SearchUnit Documentation: Crawling Strategy; How To Ensure High Success Rates

Crawling Strategy; How To Ensure High Success Rates

Like all search engine spiders the success rate for crawling is not always 100% - in other words, when crawling web-sites it is not always possible for the spider to find every page automatically, this section includes tips for improving the success rate. It is also worth pointing out that pages can always be added manually through the 'Edit Document List' button in the Index Management tool, or programmatically through the DocumentIndex class.

#1. Think of the spider like a Javascript disabled browser - the spider 'sees' your web-site like a browser, it cannot see pages that are not linked to. It has no access to your directory structure.

#2. Most links written from Javascript are unreadable, because the spider is not a Javascript engine, it doesn't know that your popup menu exists. See #3.

#3. Provide commented out links, or a 'site map' to help the spider. Eg. if your web-site does have a popup menu that uses Javascript, add hidden links like



this won't affect users, but will match one of the spiders regex patterns.

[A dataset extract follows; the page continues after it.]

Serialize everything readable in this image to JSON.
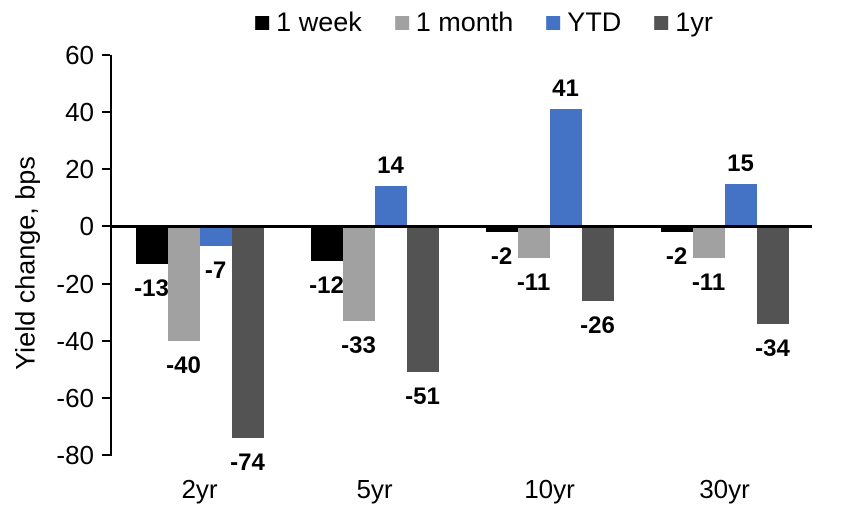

These hidden links can be generated by your code at runtime and added to the page.

#4. If the spider reports a problem such as 404 Not Found, or 401 Not Authorized then you should check the URL in a browser (for 404's), and also consult the Forms Authentication section (for 401's).

#5. If need be, by pass the spider and add documents directly using the DocumentIndex class's AddDocument method or manually with the Index Management tool.